Not well. First, applicant numbers have decreased by over 5 per cent since 2021. Second, those who claimed online interviews would advance “social justice” and “widen participation” — since it was intimidating and overwhelming for poor applicants to confront the dreaming spires of Oxford — have to face some inconvenient truths.

On two major socioeconomic indices Oxford’s performance has declined over the online period. Since 2021, the proportion of Oxford’s UK intake from ACORN categories 4 and 5 (a measure of adversity) has slid from 17.3 to 14.5 per cent, and that from POLAR quintiles 1 and 2 (a measure of participation in higher education) has dropped from 17 to 13.6 per cent.

Both figures are appreciably below the per centage of UK students in these categories who achieve Oxford’s requirement of AAA or higher at A-Level.

Third, there is the pundits’ obsession: private schools. Here too, the recent direction of travel will not please the progressives. From 2020 to 2024, the admission of UK state school students has decreased from 68.6 per cent to 66.2 per cent in a period where state school applicants have risen steadily (by 12 per cent, to 10,258), whilst independent applicants have fallen (by 5 per cent to 3,852).

The consequence of these trends is that, in 2024, 19.1 per cent of state school applicants received an offer, compared to 24.2 per cent of private-school applicants; in 2019, the last time Oxford interviewed in person, the figures were far closer, at 21.4 and 23.8 per cent respectively.

Nevertheless, other changes during the virtual interview era have been stark. The proportion of UK ethnic minorities admitted has risen from 22 to 30.8 per cent. Perhaps other forces are in play here: over this same period 6 per cent of British white students were admitted having missed their offer grades, but the figure was 16 per cent for black students. For UK Chinese students, it stands at 2 per cent.
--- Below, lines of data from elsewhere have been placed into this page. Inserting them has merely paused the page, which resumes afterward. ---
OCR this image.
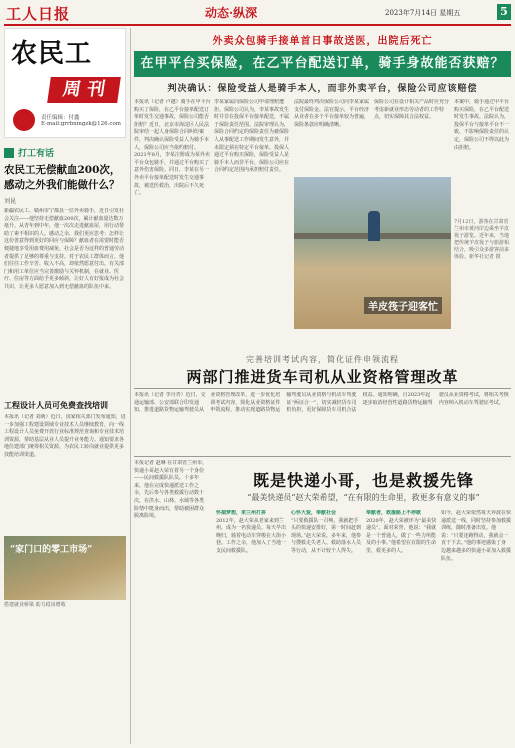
工人日报	动态·纵深	2023年7月14日 星期五	5
农民工
周 刊
责任编辑：付鑫
E-mail:grrbnmgzk@126.com
打工有话
农民工无偿献血200次，感动之外我们能做什么？
刘昆
新疆农民工、赣州市宁都县一位外卖骑手，近日引发社会关注——他坚持无偿献血200次，累计献血量达数万毫升。从青年到中年，他一次次走进献血屋，用行动帮助了素不相识的人。感动之余，我们更应思考：怎样让这份善意得到更好的回应与保障？献血者在需要时能否便捷地享受用血费用减免，社会是否为这样的普通劳动者提供了足够的尊重与支持。对于农民工群体而言，他们往往工作辛苦、收入不高，却依然愿意付出。有关部门和用工单位应当完善激励与关怀机制，在就业、医疗、住房等方面给予更多倾斜，让好人有好报成为社会共识，让更多人愿意加入到无偿献血的队伍中来。
工程设计人员可免费查找培训
本报讯（记者 刘萌）近日，国家相关部门发布通知，进一步加强工程建设领域专业技术人员继续教育，向一线工程设计人员免费开放行业标准规范查询和专业技术培训资源，帮助基层从业人员提升业务能力。通知要求各地住建部门统筹相关资源，为农民工转岗就业提供更多技能培训渠道。
“家门口的零工市场”
搭建就业桥梁 助力稳岗增收
外卖众包骑手接单首日事故送医，出院后死亡
在甲平台买保险，在乙平台配送订单，骑手身故能否获赔？
判决确认：保险受益人是骑手本人，而非外卖平台，保险公司应该赔偿
本报讯（记者 卢越）骑手在甲平台购买了保险，在乙平台接单配送订单时发生交通事故，保险公司能否拒赔？近日，北京市海淀区人民法院审结一起人身保险合同纠纷案件，判决确认保险受益人为骑手本人，保险公司应当依约赔付。2021年8月，李某注册成为某外卖平台众包骑手，并通过平台购买了意外伤害保险。同日，李某在另一外卖平台接单配送时发生交通事故，被送医救治，出院后不久死亡。
李某家属向保险公司申请理赔遭拒。保险公司认为，李某事故发生时并非在投保平台接单配送，不属于保险责任范围。法院审理认为，保险合同约定的保险责任为被保险人从事配送工作期间发生意外，并未限定须在特定平台接单。投保人通过平台购买保险，保险受益人是骑手本人而非平台，保险公司应在合同约定范围内承担赔付责任。
法院最终判决保险公司向李某家属支付保险金。法官提示，平台经济从业者在多个平台接单较为普遍，保险条款应明确清晰。
保险公司在设计相关产品时应充分考虑新就业形态劳动者的工作特点，切实保障其合法权益。
本案中，骑手通过甲平台购买保险，在乙平台配送时发生事故。法院认为，投保平台与接单平台不一致，不影响保险责任的认定，保险公司不得以此为由拒赔。
羊皮筏子迎客忙
7月12日，游客在甘肃省兰州市黄河岸边乘坐羊皮筏子游览。近年来，当地把传统羊皮筏子与旅游相结合，吸引众多游客前来体验。新华社记者 摄
完善培训考试内容，简化证件申领流程
两部门推进货车司机从业资格管理改革
本报讯（记者 李丹青）近日，交通运输部、公安部联合印发通知，推进道路货物运输驾驶员从业资格管理改革，进一步优化培训考试内容，简化从业资格证件申领流程，推动实现道路货物运输驾驶员从业资格与机动车驾驶证“两证合一”，切实减轻货车司机负担，更好保障货车司机合法权益。通知明确，自2023年起逐步取消经营性道路货物运输驾驶员从业资格考试，将相关考核内容纳入机动车驾驶证考试。
本报记者 赵琳 在甘肃省兰州市，快递小哥赵大荣有着另一个身份——民间救援队队员。十多年来，他在完成快递派送工作之余，先后参与各类救援行动数十次，在洪水、山林、水域等各类险情中挺身而出，帮助被困群众脱离险境。
既是快递小哥，也是救援先锋
“最美快递员”赵大荣希望，“在有限的生命里，救更多有意义的事”
怀揣梦想，来兰州打拼
2012年，赵大荣从老家来到兰州，成为一名快递员。每天早出晚归，骑着电动车穿梭在大街小巷。工作之余，他加入了当地一支民间救援队。
心怀大爱，奉献社会
“只要救援队一召唤，我就把手头的快递安排好，第一时间赶到现场。”赵大荣说。多年来，他参与搜救走失老人、救助落水人员等行动，从不计较个人得失。
奉献者，救援路上不停歇
2020年，赵大荣被评为“最美快递员”。面对荣誉，他说：“我就是一个普通人，做了一些力所能及的小事。”他希望在有限的生命里，救更多的人。
如今，赵大荣依然每天奔波在快递派送一线，同时坚持参加救援训练，随时准备出发。他说：“只要还跑得动，我就会一直干下去。”他的事迹感染了身边越来越多的快递小哥加入救援队伍。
In terms of academic attainment, the tail remains long and wagging: despite 4,135 students in the UK achieving A*A*A* in their 2024 A Levels, 23.1 per cent of Oxford’s offer-holders that year went on to receive AAA or lower. More alarmingly, one in 13 UK students in Oxford’s 2024 cohort were admitted with grades lower than AAA.
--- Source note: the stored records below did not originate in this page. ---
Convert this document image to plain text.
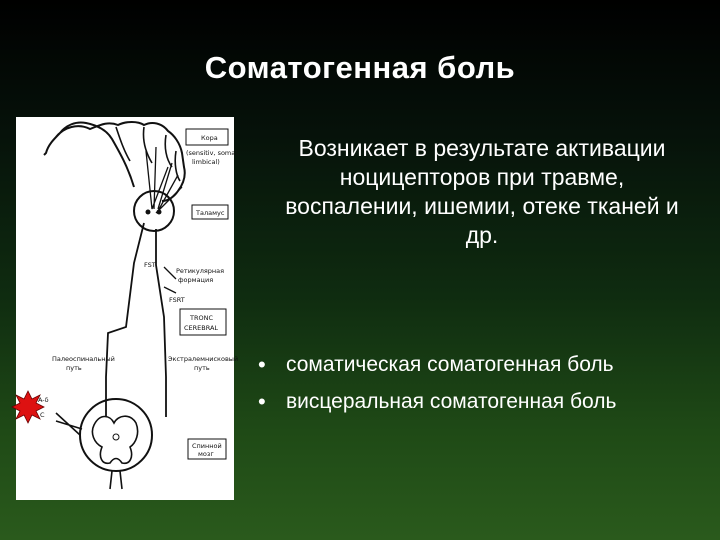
Соматогенная боль
Кора
(sensitiv, somat,
limbical)
Таламус
Ретикулярная
формация
FST
FSRT
TRONC
CEREBRAL
Палеоспинальный
путь
Экстралемнисковый
путь
Спинной
мозг
A-δ
C
Возникает в результате активации ноцицепторов при травме, воспалении, ишемии, отеке тканей и др.
• соматическая соматогенная боль
• висцеральная соматогенная боль
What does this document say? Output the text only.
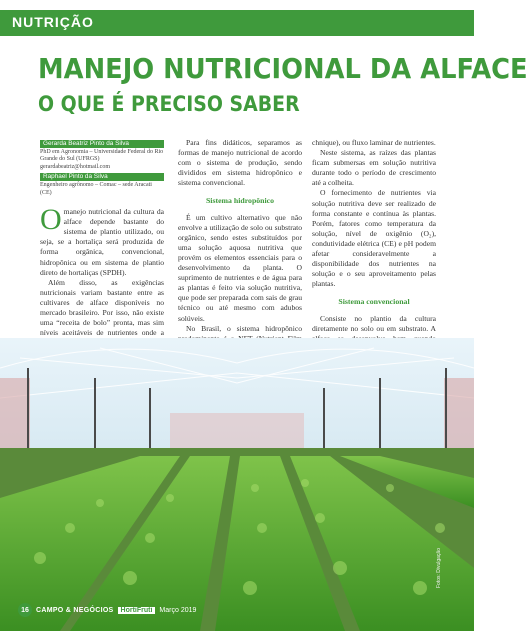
NUTRIÇÃO
MANEJO NUTRICIONAL DA ALFACE
O QUE É PRECISO SABER
Gerarda Beatriz Pinto da Silva
PhD em Agronomia – Universidade Federal do Rio Grande do Sul (UFRGS)
gerardabeatriz@hotmail.com
Raphael Pinto da Silva
Engenheiro agrônomo – Comac – sede Aracati (CE)

Omanejo nutricional da cultura da alface depende bastante do sistema de plantio utilizado, ou seja, se a hortaliça será produzida de forma orgânica, convencional, hidropônica ou em sistema de plantio direto de hortaliças (SPDH).

Além disso, as exigências nutricionais variam bastante entre as cultivares de alface disponíveis no mercado brasileiro. Por isso, não existe uma “receita de bolo” pronta, mas sim níveis aceitáveis de nutrientes onde a

Para fins didáticos, separamos as formas de manejo nutricional de acordo com o sistema de produção, sendo divididos em sistema hidropônico e sistema convencional.

Sistema hidropônico

É um cultivo alternativo que não envolve a utilização de solo ou substrato orgânico, sendo estes substituídos por uma solução aquosa nutritiva que provém os elementos essenciais para o desenvolvimento da planta. O suprimento de nutrientes e de água para as plantas é feito via solução nutritiva, que pode ser preparada com sais de grau técnico ou até mesmo com adubos solúveis.

No Brasil, o sistema hidropônico

chnique), ou fluxo laminar de nutrientes.

Neste sistema, as raízes das plantas ficam submersas em solução nutritiva durante todo o período de crescimento até a colheita.

O fornecimento de nutrientes via solução nutritiva deve ser realizado de forma constante e contínua às plantas. Porém, fatores como temperatura da solução, nível de oxigênio (O₂), condutividade elétrica (CE) e pH podem afetar consideravelmente a disponibilidade dos nutrientes na solução e o seu aproveitamento pelas plantas.

Sistema convencional

Consiste no plantio da cultura diretamente no solo ou em substrato. A

Fotos: Divulgação
16	CAMPO & NEGÓCIOS	HortiFruti	Março 2019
To show how much has changed, let us take a specific subject: History. Over the last decade Oxford’s interviewers have lost the following data points to inform their decisions: AS-Levels, UCAS personal statements (now three guided questions) and, most remarkably, the Oxford-administered History Admissions Test. Publicly it was claimed the logistics were too difficult and expensive; privately it was whispered that incompetent, wildly disparate marking made it too untrustworthy.
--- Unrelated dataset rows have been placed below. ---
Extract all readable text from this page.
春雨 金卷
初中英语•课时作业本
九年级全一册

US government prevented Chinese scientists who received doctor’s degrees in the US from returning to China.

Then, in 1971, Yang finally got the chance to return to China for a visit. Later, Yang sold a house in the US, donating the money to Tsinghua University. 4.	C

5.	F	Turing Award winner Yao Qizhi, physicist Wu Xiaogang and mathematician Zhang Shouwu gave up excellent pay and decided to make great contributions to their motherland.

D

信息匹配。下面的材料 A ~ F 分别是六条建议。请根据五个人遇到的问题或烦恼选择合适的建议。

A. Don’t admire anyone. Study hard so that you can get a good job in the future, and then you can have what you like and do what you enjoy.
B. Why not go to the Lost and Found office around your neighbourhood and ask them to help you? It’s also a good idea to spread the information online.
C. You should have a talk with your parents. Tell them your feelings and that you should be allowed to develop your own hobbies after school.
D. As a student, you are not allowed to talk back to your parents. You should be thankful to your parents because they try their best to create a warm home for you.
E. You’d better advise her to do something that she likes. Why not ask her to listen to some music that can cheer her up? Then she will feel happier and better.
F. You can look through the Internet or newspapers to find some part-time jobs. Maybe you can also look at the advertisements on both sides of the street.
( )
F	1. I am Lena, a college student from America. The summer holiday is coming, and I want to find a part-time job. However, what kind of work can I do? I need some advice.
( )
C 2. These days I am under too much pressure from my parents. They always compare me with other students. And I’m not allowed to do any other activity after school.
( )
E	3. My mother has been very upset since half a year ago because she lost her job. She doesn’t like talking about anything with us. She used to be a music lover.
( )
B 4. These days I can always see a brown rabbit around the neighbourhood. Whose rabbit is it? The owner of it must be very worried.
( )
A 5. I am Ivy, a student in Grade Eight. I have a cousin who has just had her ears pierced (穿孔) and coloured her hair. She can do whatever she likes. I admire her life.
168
Despite all this, and despite AI cozenage being easier than ever, Oxford remains content to interview its students on a screen, and for less time. Second interviews, which used to be rounded off in “ninth week”, have now, in the era of online convenience, spilled into the following week; yet fewer choose to use them, with exhausted academics instead being tempted to lower the bar to fill their places, and take their much-needed holiday respite early.

There is better news from Cambridge, where the realisation is growing that the screen obstructs more than it connects. Last year’s tally of seven colleges offering or requiring in-person interviews to differing degrees has risen to 12 in the current round. Good luck to all those bold enough to sit in the hot seat.